Le paysage azuréen, une construction moderne (XIXe-XXe siècle) : journée d’étude organisée dans le cadre de l’exposition La Donation Kronberger, une invention du paysage azuréen au XIXe siècle, vendredi 11 octobre 2019, à Nice, par par la Ville de Nice en partenariat avec le Centre Norbert Elias UMR 8562, Avignon Université et le laboratoire de Recherche SIC.Lab Méditerranée, EA 3820, Université Côte d’Azur (UCA), Nice.

Lieu : Musée des Beaux-arts,  33 avenue des Baumettes, Nice
Horaires : 9h30-18h00

 

Programme

 

Accueil des participants (9h30)

 

Ouverture de la journée (10h-11h)

Discours du représentant de la ville

François Laquièze – Directeur de la Mission Nice Patrimoine Mondial
L’importance des représentations littéraires et artistiques de Nice dans la candidature pour l’inscription sur la Liste du patrimoine mondial. 

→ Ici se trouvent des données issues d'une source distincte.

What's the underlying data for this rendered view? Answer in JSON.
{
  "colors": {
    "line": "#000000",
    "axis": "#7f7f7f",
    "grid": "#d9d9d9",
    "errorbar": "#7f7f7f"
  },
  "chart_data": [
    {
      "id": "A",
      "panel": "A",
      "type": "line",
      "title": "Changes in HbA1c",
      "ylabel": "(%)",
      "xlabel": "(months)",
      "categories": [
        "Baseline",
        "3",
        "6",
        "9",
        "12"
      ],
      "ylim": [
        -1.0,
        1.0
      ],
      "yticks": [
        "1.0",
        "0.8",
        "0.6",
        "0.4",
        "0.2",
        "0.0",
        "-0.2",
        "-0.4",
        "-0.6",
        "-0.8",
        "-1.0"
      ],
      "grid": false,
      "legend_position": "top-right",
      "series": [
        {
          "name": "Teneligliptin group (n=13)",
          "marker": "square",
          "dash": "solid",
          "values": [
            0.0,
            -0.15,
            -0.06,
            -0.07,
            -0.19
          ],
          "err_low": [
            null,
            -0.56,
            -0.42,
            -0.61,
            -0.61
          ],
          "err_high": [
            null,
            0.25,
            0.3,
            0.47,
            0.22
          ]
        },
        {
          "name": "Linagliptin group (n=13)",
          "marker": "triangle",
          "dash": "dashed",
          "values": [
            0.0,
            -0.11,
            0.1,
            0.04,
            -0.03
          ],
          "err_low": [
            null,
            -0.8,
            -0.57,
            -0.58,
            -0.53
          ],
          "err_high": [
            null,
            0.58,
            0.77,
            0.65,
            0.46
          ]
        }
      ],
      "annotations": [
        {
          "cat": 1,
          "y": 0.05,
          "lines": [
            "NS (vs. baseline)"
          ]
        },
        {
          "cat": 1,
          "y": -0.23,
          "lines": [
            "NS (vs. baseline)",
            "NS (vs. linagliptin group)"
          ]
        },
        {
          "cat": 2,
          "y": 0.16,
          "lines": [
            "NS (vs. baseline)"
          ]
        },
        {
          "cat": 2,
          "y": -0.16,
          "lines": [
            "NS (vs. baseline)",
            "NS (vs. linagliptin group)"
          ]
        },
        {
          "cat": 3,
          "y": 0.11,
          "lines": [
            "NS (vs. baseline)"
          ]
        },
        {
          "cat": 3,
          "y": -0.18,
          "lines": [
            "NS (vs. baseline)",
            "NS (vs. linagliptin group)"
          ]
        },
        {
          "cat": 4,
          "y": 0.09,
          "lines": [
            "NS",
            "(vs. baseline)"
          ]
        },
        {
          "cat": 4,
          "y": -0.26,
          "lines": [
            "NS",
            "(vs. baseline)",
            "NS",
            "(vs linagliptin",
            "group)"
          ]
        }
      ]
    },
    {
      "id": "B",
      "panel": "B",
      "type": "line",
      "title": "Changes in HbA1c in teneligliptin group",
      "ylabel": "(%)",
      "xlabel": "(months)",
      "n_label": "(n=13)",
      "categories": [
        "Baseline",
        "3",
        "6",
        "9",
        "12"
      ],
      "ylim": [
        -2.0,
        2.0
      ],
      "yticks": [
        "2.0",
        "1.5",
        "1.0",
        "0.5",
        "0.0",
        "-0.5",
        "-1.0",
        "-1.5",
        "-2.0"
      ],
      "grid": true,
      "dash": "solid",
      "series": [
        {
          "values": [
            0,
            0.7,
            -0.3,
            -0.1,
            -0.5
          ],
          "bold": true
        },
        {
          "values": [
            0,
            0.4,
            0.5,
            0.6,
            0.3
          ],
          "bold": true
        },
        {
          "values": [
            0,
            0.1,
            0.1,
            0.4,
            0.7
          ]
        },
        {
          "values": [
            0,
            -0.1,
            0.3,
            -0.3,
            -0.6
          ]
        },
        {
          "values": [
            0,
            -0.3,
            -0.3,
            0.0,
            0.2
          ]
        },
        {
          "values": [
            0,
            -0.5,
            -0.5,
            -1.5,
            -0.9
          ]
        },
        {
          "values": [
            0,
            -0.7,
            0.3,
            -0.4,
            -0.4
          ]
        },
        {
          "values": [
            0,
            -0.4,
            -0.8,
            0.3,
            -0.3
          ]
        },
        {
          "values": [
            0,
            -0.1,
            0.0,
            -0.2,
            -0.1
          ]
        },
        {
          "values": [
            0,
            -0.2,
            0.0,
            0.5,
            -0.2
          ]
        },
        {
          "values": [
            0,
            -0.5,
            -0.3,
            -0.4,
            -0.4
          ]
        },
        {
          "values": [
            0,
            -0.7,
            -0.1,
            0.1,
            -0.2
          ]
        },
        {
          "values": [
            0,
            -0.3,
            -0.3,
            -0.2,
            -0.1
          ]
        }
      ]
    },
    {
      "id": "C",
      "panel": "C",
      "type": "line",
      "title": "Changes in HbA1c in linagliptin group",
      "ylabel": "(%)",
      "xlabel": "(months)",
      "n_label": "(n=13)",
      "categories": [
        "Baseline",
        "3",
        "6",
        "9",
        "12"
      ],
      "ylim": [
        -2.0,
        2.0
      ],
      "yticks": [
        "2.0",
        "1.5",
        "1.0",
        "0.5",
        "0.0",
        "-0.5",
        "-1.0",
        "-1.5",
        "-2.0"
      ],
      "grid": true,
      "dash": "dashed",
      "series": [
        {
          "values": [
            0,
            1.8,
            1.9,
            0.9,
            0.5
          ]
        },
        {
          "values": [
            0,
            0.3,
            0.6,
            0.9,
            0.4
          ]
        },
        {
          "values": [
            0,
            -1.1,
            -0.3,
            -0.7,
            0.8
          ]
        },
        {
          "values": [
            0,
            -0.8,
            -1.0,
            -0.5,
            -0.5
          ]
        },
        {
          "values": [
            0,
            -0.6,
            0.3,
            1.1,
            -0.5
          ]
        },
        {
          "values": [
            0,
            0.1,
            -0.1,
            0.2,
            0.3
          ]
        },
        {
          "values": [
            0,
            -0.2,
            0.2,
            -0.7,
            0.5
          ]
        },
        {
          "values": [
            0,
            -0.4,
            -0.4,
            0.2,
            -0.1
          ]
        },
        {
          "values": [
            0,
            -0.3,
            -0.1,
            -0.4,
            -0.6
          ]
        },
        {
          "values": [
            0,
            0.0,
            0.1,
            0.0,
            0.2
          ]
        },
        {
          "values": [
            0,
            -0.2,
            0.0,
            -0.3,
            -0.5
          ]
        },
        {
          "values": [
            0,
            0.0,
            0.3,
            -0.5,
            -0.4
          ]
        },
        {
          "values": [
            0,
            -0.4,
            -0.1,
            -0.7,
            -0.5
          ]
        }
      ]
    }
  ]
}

Une nouvelle forme de villégiature a été inventée à Nice à la fin du XVIIIe siècle, fondée sur deux composantes : la douceur du climat hivernal ensoleillé et un paysage nouveau associant la montagne et la mer. Mais, un paysage n’est jamais une perception directement produite par la nature, c’est toujours une construction culturelle.
« Littérature, peinture et paysages forment un ensemble indissociable ». (Anne Cauquelin – L’invention du paysage, 1989).
On trouve parmi les premiers hivernants eux-mêmes des peintres paysagistes. Très vite, ils sont aussi devenu commanditaires de travaux réalisés par des artistes locaux et c’est ainsi qu’a surgi une école de peintres paysagistes niçois au début du XIXe siècle. À partir de la fin du XIXe, Nice attirera aussi plusieurs grands noms de la peinture française puis internationale. La notoriété internationale de l’École de Nice, apparu à la fin du XXe siècle, marquera un nouveau tournant dans l’histoire artistique de la ville.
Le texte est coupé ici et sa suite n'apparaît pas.